Communication professor Vikki Katz receives grant from Bill and Melinda Gates Foundation to fund her research

Not all American families have access to technology, and this can impact their children’s education and health care, as well as the family’s ability to become fully integrated into their communities. Among the Americans who currently lack broad access to technology (computers, iPads, broadband) are low-income U.S. Latino families.

Latino family at laptop
Among the Americans who currently lack broad access to technology (computers, iPads, broadband) are low-income U.S. Latino families.

Vikki Katz, assistant professor of communication at the Rutgers School of Communication and Information, is spearheading a new research project that aims to help remedy this situation. Her proposal, “Leveraging Technology for Learning in U.S. Latino Families,” received a $623,035 grant from the Bill & Melinda Gates Foundation

The funding will enable Katz and her partners to study how low-income U.S. Latino families make decisions about adopting and engaging technology for a range of learning purposes.

“Our goal is to enable national and local leaders to make more informed decisions and develop policies that can fulfill the promise of learning technologies for our nation’s most vulnerable students and their families,” said Katz.

The two-year grant will support three broad stages of project activity. The first involves qualitative study of how low-income Latino families in three communities (in Arizona, California and Texas) respond to the implementation of nationally and locally initiated programs to increase access to technology.

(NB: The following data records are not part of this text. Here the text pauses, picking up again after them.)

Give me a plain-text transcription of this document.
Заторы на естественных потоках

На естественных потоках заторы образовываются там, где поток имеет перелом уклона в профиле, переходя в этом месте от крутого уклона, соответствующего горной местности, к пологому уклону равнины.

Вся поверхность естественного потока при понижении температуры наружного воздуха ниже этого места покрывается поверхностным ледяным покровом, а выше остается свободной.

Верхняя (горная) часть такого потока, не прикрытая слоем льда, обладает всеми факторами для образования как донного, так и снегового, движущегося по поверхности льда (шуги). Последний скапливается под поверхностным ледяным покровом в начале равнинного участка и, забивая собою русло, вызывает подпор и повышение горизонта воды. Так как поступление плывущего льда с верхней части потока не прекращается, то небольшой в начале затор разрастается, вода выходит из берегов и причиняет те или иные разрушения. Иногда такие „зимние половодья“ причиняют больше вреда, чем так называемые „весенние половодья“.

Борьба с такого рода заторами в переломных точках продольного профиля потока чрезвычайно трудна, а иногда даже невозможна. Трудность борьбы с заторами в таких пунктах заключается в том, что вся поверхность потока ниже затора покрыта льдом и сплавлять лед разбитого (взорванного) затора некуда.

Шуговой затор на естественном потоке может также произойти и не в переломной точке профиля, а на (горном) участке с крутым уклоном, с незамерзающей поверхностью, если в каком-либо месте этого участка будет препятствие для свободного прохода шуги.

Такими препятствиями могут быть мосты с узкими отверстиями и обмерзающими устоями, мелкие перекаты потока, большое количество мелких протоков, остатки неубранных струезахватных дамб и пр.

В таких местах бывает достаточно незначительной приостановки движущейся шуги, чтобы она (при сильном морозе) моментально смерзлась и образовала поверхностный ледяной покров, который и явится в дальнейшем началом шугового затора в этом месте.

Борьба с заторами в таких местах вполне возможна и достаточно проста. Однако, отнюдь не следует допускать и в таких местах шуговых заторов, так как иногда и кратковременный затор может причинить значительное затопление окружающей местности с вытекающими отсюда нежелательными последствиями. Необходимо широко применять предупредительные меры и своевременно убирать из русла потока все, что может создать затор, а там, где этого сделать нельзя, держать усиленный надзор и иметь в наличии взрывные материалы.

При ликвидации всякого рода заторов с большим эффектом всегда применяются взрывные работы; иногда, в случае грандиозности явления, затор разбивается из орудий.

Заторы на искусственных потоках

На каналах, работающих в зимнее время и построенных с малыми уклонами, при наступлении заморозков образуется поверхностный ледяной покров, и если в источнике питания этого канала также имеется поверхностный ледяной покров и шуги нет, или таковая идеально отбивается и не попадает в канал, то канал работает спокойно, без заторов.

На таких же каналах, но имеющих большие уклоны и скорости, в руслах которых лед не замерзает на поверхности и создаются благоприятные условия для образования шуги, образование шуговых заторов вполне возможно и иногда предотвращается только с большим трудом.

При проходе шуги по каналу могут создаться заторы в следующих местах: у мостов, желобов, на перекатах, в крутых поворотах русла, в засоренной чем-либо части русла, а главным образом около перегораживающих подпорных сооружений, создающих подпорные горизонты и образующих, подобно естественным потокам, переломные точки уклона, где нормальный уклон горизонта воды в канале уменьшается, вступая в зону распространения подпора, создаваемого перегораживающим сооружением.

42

Stage two includes a nationally representative survey of U.S. Latino parents concerning issues of technology adoption, digital access and learning. The final stage will be a national dissemination of project findings to inform future programs and policies in the digital equity arena.

Vikki Katz
Vikki Katz, assistant professor in the School of Information and Communication, Rutgers University
 

“We are focusing on U.S. Latino families with children in elementary and middle school because it is critical for all parents – especially for parents with limited formal education – to develop joint media engagement practices with their children early on in their schooling,” said Katz. “Meaningful engagement with technology is increasingly crucial to formal and informal learning for children, but also for parents. To understand how digital equity programs can best enable low-income U.S. Latino families to leverage technologies to achieve their own goals, we first need to understand how families respond to current programs.”

This project extends research Katz previously conducted in partnership with the Joan Ganz Cooney Center (JGCC) at Sesame Workshop in New York City. The JGCC will continue to partner with Katz on this project. Joining them will be Craig Watkins and his team at the Moody College of Communication at the University of Texas at Austin. You can read more about Katz's earlier work here.

The grant advances the mission of Our Rutgers,Our Future, the university's historic $1 billion fundraising campaign.